Si, partant d’un système de symboles existant, Heidi Wood reprend, redessine, reconfigure, duplique, il faut alors prendre à la rigueur le caractère de symbole et de symbolique de ses affiches, à savoir deux éléments que l’on joint, que l’on réunit (du grec symbolon, « mettre ensemble »), autrement dit, un lien social qui s’établit entre celle ou celui qui imagine et produit le signe et celles et ceux qui le perçoivent et l’interprètent. Sachant qu’un symbole n’a de sens que s’il est compris et partagé par un groupe, une communauté, une société, les affiches d’Heidi Wood sont alors hautement symboliques plastiquement, esthétiquement et artistiquement, mais aussi symboliquement en tant qu’ils créent des signes de reconnaissances entre membres de la société, créant véritablement des liens entre personnes qui se reconnaissent en tant que sujets et non comme objets interchangeables. Traitant toujours la spécificité des lieux et des espaces, Heidi Wood a assurément recours à un système générique de signes, lequel s’insère toujours dans la singularité du lieu de sorte que ces œuvres font littéralement signe aux utilisateurs, s’adressent à eux, en l’occurrence les Chevillais qui devraient se voir et se percevoir comme reflétés en partie par elles.
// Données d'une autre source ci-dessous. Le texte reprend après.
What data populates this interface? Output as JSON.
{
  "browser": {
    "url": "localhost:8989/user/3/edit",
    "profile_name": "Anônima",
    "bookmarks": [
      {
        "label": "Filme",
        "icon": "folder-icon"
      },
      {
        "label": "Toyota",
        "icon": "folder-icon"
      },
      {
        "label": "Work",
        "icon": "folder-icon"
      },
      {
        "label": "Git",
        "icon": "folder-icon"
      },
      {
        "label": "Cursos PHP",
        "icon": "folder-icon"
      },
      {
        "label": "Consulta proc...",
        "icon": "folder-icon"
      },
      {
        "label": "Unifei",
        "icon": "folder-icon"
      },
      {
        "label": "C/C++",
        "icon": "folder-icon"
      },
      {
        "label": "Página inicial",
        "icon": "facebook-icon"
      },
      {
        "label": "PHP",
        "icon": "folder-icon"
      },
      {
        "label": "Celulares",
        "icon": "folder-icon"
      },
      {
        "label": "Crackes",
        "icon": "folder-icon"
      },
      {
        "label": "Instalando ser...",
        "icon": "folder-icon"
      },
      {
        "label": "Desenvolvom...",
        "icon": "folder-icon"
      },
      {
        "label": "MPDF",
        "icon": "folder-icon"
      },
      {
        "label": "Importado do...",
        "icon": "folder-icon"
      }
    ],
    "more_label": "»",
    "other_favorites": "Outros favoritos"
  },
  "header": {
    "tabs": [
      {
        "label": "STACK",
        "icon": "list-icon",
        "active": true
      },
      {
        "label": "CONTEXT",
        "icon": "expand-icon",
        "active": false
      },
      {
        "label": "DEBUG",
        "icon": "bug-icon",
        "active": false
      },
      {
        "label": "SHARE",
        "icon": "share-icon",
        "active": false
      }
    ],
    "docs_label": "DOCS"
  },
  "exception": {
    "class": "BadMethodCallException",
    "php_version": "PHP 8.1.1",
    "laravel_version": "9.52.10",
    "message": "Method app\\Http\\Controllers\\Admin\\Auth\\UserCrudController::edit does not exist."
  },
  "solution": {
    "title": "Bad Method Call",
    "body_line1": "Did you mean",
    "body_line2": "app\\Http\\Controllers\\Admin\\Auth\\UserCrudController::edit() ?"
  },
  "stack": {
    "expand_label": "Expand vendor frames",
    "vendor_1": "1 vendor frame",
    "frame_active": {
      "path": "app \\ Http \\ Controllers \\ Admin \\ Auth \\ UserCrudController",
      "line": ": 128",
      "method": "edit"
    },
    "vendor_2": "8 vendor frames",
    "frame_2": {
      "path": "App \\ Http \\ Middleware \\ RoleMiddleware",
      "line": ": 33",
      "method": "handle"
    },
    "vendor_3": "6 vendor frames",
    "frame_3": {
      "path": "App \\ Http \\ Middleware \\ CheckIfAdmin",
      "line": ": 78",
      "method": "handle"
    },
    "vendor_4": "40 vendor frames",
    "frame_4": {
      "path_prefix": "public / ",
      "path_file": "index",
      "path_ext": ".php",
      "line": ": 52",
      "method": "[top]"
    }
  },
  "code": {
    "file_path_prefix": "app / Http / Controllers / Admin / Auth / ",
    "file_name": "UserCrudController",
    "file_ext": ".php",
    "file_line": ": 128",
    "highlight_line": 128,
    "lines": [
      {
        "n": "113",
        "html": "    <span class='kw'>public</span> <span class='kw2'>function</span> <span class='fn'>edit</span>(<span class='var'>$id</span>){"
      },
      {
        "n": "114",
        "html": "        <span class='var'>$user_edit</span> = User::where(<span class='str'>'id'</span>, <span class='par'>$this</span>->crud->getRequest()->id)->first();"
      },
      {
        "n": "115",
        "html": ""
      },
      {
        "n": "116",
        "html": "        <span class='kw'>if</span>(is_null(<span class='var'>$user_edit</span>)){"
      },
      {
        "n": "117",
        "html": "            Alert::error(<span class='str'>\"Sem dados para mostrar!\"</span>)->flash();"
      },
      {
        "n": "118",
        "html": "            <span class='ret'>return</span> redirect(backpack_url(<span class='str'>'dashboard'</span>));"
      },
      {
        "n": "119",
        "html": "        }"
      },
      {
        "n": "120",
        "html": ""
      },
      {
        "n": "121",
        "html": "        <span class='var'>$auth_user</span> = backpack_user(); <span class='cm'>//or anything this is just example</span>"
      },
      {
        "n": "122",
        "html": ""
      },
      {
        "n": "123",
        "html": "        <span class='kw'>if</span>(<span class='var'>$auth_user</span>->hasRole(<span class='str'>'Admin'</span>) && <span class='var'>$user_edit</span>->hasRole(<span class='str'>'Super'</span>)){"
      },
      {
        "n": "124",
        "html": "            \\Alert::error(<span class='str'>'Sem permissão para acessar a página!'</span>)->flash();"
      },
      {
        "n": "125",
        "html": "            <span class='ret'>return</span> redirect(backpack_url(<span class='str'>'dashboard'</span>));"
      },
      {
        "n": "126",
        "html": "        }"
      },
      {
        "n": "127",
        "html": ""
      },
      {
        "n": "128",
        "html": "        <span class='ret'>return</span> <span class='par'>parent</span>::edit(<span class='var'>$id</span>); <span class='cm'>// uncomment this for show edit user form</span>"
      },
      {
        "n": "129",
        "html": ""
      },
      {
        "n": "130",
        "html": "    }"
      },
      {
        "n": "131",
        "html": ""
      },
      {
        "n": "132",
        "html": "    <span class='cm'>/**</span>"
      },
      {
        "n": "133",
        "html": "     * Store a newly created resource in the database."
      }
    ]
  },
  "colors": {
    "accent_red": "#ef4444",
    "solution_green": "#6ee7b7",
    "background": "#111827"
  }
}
Les surprises négatives ou positives que peuvent créer les affiches d’Heidi Wood, voire la parfaite détestation, sont une autre manière de créer des liens avec les utilisateurs du paysage urbain, et ce qu’ils voient non seulement leur environnement habituel sous un autre angle et dans une perspective surprenante, mais en ce qu’ils comprennent par là même qu’une forme différente de participation sociale est possible, qu’une autre manière de percevoir est viable, qu’un autre imaginaire en société peut se concrétiser. L’espace public n’est jamais un donné que l’on manie comme n’importe quel ustensile, un objet à portée de main n’ayant d’autre valeur que celle de l’utilitaire, et que l’on met au rebut une fois décrétée son obsolescence. De manière subreptice tout autant qu’explicite et visible, les œuvres d’Heidi Wood démontrent que l’espace public est construit en permanence par celles et ceux qui le font, le pratiquent, le pensent, qui forment la société. L’idée de former étant à prendre aussi comme la forme que l’on donne à l’espace et au public de cet espace, un espace où signes et images tissent précisément des liens et ne défont pas les formes sociales.